Jeder Arbeitnehmer hat bei Beendigung des Arbeitsverhältnisses gemäß § 109 Gewerbeordnung (GewO) einen Anspruch auf ein Arbeitszeugnis. Besagte Norm und die hierzu ergangene fast unübersichtliche Rechtsprechung regelt das „Mysterium Arbeitszeugnis“. Tatsächlich gehört dieses Thema in einen Bereich, der geprägt ist von Irrungen und Wirrungen. Da ist vor allem das Rätsel um die so genannte Zeugnissprache. In der Tat gibt es hier einen gewissen verbindlichen Kanon an wohlwollenden oder vernichtenden Formulierungen.

Zeugnissprache

Zeugnissprache – ein wohlgehütetes Geheimnis?

Die Arbeitnehmerschaft unterliegt meines Erachtens der kollektiven Annahme, dass auf Arbeitgeberseite Personalverantwortliche sitzen, die umfassend in die Geheimnisse der Zeugnissprache eingeweiht sind und ihr Herrschaftswissen erfolgreich verteidigen. Diese Zeugnisverfasser seien Meister darin, dem ausscheidenden Arbeitnehmer negative Dinge ins Stammbuch zu schreiben, die dieser übersieht und die nur von ihresgleichen erkannt werden können. Ja, es gibt eine Zeugnissprache. Und es gibt auch bestimmte Arten, ein Zeugnis so zu formulieren, dass ein kundiger Leser die hier zum Ausdruck gekommene Geringschätzung gegenüber dem Arbeitnehmer erkennen kann.

Nach meiner Erfahrung beruhen unerkannt „schlechte“ Zeugnisse jedoch nur in seltenen Fällen auf der Arglist des Zeugnisverfassers. Mehrheitlich haben die Arbeitgeber bis weit in den Mittelstand hinein ungefähr genau so viel Erfahrung und Kenntnis im Erstellen eines Zeugnisses wie die Arbeitnehmer.
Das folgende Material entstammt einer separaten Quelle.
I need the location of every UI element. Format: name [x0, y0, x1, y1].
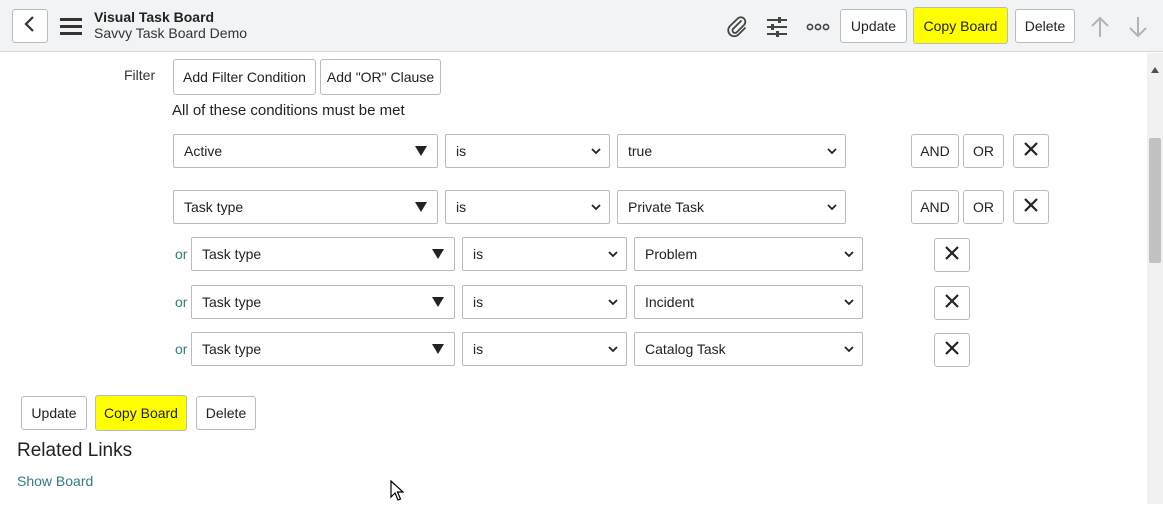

Mit dem größten Wohlwollen und gutem Gewissen werden dann Texte verfasst, die sich dann als vernichtende Kritik an der Leistung oder am Sozialverhalten des Arbeitnehmers erweisen (z.B. die Klassiker: „… war immer sehr bemüht …“ oder „… hat sich im Rahmen seiner Fähigkeiten eingesetzt …“). Untersuchungen haben gezeigt, dass die Mehrheit der Bewerber erst durch Nachfragen in einem Bewerbungsgespräch auf negative Aussagen in ihrem vermeintlich guten Zeugnis aufmerksam wurden.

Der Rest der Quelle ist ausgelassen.